Another issue faced by many adoptive families is that people will ask them how much it cost for them to get their kids. I have actually been asked this twice, both times in front of my son.

Adoptive families do not buy their children. We do, however, pay for legal fees, hospital fees, lawyers, social workers, reports, travel, court costs, medical tests, immigration costs and countless other fees and charges. To imply that adoptive parents buy their children is not only insulting but extremely hurtful and damaging.

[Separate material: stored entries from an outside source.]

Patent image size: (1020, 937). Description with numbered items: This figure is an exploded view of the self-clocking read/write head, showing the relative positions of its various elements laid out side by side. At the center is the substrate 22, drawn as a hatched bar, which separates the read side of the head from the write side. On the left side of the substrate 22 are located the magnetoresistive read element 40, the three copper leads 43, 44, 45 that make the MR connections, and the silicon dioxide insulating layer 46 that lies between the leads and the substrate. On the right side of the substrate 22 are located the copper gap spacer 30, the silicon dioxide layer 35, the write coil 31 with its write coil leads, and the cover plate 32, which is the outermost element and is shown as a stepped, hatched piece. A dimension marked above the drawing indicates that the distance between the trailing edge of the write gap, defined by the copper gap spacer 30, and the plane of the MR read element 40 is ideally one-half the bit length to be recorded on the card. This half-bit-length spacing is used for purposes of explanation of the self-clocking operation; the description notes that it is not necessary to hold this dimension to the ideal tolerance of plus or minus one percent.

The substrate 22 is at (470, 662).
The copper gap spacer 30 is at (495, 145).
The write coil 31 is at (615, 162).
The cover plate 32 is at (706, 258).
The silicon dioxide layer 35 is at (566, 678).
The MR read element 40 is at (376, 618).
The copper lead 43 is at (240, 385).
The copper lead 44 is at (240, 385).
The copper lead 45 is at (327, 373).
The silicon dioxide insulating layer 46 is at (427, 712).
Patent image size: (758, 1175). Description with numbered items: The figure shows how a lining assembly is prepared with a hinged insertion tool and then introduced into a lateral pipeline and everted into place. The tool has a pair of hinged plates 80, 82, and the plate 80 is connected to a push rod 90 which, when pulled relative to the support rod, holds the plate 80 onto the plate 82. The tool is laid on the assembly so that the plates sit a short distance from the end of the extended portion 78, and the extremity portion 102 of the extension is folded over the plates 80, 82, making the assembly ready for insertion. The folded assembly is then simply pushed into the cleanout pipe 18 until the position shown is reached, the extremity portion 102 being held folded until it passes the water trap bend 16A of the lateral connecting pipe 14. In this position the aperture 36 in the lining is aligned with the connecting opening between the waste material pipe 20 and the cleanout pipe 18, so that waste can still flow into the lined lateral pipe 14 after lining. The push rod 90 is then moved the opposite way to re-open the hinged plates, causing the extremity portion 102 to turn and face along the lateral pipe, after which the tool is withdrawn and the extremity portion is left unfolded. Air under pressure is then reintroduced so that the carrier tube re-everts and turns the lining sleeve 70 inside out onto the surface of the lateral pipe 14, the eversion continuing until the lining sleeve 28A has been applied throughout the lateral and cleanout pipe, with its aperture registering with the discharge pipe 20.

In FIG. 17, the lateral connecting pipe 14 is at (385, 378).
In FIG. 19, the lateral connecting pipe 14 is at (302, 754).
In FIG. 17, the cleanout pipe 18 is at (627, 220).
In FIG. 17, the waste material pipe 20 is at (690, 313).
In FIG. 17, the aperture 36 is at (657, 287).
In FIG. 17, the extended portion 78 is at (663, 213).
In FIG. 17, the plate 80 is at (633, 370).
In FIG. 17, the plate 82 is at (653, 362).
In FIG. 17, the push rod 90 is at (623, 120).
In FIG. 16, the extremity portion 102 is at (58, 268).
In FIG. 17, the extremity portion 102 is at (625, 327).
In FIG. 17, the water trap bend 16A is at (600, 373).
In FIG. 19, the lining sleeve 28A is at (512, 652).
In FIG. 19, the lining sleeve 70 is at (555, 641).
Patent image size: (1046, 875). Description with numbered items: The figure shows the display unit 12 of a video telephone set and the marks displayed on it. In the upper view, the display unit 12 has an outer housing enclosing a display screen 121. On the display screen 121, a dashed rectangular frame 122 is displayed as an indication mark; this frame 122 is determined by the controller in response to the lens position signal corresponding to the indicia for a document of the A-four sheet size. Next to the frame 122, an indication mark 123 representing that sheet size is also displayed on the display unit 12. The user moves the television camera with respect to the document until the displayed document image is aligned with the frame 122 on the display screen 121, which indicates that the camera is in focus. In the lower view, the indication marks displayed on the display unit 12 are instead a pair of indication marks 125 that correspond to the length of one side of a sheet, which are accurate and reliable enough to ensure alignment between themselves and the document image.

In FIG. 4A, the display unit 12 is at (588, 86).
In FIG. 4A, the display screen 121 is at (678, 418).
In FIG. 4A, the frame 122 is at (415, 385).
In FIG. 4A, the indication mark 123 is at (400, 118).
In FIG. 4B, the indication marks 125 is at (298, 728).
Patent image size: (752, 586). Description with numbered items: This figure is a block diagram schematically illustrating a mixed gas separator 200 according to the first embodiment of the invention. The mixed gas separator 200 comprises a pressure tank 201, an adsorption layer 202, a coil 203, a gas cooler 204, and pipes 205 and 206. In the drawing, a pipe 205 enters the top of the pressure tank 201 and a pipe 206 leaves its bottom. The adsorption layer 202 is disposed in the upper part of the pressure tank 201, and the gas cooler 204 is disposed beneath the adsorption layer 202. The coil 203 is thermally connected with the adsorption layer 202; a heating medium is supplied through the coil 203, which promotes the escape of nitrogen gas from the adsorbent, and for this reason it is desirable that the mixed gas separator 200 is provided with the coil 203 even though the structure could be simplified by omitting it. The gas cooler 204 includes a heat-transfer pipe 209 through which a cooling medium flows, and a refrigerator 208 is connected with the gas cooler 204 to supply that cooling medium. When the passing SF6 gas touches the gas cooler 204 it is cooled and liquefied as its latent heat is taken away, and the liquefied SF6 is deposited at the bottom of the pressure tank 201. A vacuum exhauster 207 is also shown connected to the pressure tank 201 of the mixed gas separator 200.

Adoption is forever. Friends of mine were actually asked if they adopted so that they could return their children if they didn't like them. Thankfully, this was not asked in front of their kids. Children are not commodities to be bought, returned nor traded in. I do not know a single birth family that has been asked this question. Let me repeat, adoption is forever.

Another misconception is that I saved my child by adopting him. That could not be further from the truth. My son saved me. He turned my black and white world into an explosion of bright, shimmering colour. No one would even consider telling a birth family that they saved their children so how is it acceptable to say that to an adoptive family?

And while I'm in an educating mood, my son is not my adopted son, he is my son, I am his mom. We are an adoptive family. Some might just say that it is a case of semantics but it is important. If I also had birth children, they would just be referred to as my kids, not my birth kids. Put the adoption on the family and not the individual child.

It has been almost 15 years since I adopted my son and I am still amazed at the prejudices adoptive families face. While celebrities like Angelina Jolie and Sandra Bullock have propelled adoption into the mainstream of society, I am still baffled by how differently birth families and adoptive families are treated. I am quite certain that when my son is an adult he will still be educating people about the world of adoption but I know he will be a strong advocate within the adoptive community.